Emmanuel Macron a défendu la présence française au Bénin. Il l’a présentée comme une réussite sécuritaire. Le président français s’exprimait au Kenya le 10 mai 2026. Il a critiqué le Mali pour avoir mis fin à la coopération militaire avec Paris. « Il y a un coup d’État au Mali. Vous ne voulez plus de la France, vous ne voulez plus vous battre contre le terrorisme ? On s’en va », a-t-il déclaré.
Macron a cité le Bénin, le Ghana et le Nigeria comme exemples. Il a affirmé qu’une nouvelle relation de sécurité fonctionnait. « Ça marche, avec de vrais résultats sécuritaires, au Bénin comme au Nigeria », a-t-il dit. Paris veut montrer que les pays restés dans son giron sont plus stables.
La situation au Bénin contredit ce discours. Le 7 mai, le groupe JNIM, lié à Al-Qaïda, a revendiqué une attaque à Kourga. Sept soldats béninois auraient été tués. Les assaillants auraient pris des armes et des munitions. Un mortier et un drone auraient aussi été saisis, sans confirmation officielle.

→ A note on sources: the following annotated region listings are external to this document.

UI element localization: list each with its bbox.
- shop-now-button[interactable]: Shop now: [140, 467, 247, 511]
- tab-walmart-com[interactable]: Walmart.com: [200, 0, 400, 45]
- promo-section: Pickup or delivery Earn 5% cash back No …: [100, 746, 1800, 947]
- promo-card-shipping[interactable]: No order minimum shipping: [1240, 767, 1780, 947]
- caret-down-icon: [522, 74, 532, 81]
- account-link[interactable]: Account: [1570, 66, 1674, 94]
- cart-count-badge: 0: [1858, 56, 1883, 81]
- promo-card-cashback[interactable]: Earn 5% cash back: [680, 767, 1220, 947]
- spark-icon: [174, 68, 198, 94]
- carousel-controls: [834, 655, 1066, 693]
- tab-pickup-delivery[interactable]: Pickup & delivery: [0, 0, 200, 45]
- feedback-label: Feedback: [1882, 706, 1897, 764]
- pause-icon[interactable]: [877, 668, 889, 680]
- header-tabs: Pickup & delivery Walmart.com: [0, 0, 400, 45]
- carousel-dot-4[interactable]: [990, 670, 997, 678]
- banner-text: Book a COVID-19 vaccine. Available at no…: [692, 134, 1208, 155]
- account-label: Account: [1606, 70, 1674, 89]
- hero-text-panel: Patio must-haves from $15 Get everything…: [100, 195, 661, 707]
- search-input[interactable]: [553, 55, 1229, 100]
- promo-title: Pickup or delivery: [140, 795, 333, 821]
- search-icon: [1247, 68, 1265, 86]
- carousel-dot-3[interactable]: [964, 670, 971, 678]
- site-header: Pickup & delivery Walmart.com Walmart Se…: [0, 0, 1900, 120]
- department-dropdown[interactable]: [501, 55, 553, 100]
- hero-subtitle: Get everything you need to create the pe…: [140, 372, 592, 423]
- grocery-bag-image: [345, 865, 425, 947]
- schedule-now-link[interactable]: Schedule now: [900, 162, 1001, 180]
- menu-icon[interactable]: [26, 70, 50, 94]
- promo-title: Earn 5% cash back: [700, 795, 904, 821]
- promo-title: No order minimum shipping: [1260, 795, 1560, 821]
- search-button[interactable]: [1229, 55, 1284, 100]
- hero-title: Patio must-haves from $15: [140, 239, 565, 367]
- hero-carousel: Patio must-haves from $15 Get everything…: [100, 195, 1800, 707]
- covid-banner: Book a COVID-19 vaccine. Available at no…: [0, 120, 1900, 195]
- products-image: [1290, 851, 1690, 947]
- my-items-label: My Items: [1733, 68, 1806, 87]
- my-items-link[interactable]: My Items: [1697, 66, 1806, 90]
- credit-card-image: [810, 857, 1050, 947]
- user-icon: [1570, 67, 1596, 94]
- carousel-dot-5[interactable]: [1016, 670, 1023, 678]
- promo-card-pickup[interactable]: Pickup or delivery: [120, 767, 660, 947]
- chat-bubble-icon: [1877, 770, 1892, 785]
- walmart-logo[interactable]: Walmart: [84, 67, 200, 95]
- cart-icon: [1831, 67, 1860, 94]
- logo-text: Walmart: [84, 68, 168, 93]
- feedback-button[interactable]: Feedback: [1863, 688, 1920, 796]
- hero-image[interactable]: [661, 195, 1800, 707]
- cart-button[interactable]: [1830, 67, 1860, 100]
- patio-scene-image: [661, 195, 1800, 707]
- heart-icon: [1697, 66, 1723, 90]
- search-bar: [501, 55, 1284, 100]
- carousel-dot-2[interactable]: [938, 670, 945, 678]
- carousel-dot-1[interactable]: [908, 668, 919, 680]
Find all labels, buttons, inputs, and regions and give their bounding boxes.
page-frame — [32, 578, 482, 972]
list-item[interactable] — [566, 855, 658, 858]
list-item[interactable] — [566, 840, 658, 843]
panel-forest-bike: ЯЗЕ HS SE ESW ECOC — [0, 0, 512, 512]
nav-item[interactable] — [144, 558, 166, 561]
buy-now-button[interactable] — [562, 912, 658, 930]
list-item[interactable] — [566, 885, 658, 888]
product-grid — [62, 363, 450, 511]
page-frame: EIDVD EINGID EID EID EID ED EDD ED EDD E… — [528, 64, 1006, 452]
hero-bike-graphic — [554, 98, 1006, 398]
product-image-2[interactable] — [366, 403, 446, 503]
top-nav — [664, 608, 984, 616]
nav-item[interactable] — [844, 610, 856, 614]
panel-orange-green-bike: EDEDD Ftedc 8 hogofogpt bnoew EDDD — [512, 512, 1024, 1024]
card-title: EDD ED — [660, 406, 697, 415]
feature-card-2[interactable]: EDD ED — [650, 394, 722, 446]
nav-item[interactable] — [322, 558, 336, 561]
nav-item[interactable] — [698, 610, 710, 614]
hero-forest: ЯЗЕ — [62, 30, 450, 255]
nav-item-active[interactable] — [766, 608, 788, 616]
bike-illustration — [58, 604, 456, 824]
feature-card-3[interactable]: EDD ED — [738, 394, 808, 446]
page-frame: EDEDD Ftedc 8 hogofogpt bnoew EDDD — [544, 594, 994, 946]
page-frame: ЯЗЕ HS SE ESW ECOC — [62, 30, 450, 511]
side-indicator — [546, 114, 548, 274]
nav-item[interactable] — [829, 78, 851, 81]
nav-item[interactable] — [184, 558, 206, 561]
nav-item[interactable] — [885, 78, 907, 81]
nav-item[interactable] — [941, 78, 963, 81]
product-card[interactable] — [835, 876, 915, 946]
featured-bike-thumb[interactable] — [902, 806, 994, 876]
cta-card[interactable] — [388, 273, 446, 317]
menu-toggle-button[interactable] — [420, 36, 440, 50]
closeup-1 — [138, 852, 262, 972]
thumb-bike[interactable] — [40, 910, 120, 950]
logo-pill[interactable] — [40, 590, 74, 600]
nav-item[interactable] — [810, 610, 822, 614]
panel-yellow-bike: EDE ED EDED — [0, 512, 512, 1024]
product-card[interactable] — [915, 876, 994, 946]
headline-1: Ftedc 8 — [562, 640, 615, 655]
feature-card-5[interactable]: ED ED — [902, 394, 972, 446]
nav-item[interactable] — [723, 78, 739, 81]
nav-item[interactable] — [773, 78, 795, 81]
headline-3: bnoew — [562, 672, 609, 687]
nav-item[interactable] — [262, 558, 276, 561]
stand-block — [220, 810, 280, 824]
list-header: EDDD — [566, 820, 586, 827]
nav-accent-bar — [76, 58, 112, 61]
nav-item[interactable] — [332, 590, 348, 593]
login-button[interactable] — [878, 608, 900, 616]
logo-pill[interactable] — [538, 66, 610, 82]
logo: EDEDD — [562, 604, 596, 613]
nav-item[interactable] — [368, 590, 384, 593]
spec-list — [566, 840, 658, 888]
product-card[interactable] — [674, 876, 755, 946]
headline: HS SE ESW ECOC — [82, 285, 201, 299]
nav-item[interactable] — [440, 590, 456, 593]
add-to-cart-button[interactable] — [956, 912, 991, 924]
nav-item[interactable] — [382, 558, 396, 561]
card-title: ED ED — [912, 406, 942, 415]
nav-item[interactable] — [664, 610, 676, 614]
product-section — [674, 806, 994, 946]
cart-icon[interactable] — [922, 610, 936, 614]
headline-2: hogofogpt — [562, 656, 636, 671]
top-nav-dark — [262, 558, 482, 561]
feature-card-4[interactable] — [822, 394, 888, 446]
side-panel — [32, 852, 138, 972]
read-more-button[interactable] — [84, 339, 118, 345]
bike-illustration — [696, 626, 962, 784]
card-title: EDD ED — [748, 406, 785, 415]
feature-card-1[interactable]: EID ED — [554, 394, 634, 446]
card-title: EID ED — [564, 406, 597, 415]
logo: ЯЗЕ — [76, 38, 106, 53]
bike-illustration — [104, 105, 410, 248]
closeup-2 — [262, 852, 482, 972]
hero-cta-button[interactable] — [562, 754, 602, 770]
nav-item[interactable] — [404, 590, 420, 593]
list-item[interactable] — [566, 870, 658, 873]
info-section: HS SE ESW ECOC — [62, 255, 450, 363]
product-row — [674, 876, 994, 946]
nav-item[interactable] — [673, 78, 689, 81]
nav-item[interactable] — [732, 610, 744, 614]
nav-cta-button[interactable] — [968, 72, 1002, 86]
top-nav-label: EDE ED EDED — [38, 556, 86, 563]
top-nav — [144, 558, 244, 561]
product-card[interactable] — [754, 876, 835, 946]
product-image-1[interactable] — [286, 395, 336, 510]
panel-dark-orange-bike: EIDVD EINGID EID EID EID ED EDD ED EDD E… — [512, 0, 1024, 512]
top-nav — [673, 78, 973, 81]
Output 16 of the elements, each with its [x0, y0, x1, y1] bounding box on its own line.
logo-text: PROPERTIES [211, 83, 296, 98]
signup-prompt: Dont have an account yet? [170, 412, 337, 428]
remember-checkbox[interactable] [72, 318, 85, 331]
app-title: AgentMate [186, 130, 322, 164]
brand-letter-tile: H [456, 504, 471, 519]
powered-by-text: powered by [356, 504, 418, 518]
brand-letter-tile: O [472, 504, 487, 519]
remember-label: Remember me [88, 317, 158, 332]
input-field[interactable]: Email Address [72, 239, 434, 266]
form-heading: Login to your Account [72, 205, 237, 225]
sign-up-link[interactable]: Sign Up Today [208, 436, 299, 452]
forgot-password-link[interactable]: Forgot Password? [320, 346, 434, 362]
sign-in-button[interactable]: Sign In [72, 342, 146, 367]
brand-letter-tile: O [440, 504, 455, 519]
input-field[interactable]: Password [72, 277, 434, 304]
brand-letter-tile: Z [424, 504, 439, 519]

Cette attaque n’est pas un cas isolé. Le 6 mars 2026, quinze soldats béninois ont été tués à Kofouno, près du Niger. Le JNIM a aussi revendiqué cette attaque. En 2025, les pertes étaient lourdes. Le 24 avril, le gouvernement a reconnu la mort d’au moins 54 soldats dans l’Alibori. Le 9 mai, l’offensive avait causé la mort de 88 militaires en quelques mois.
Plusieurs sources militaires indiquent que des forces spéciales françaises auraient combattu aux côtés de l’armée béninoise. La contradiction est nette. Paris présente le Bénin comme une vitrine de son partenariat. Pourtant, le pays subit des attaques meurtrières. Cela renforce l’image d’une France associée à une insécurité croissante.
Pour le Mali et d’autres pays, la déclaration de Macron semble défensive. Opposer le choix malien à l’exemple béninois visait à prouver l’efficacité de l’approche française. Les faits récents montrent que cet argument reste peu convaincant.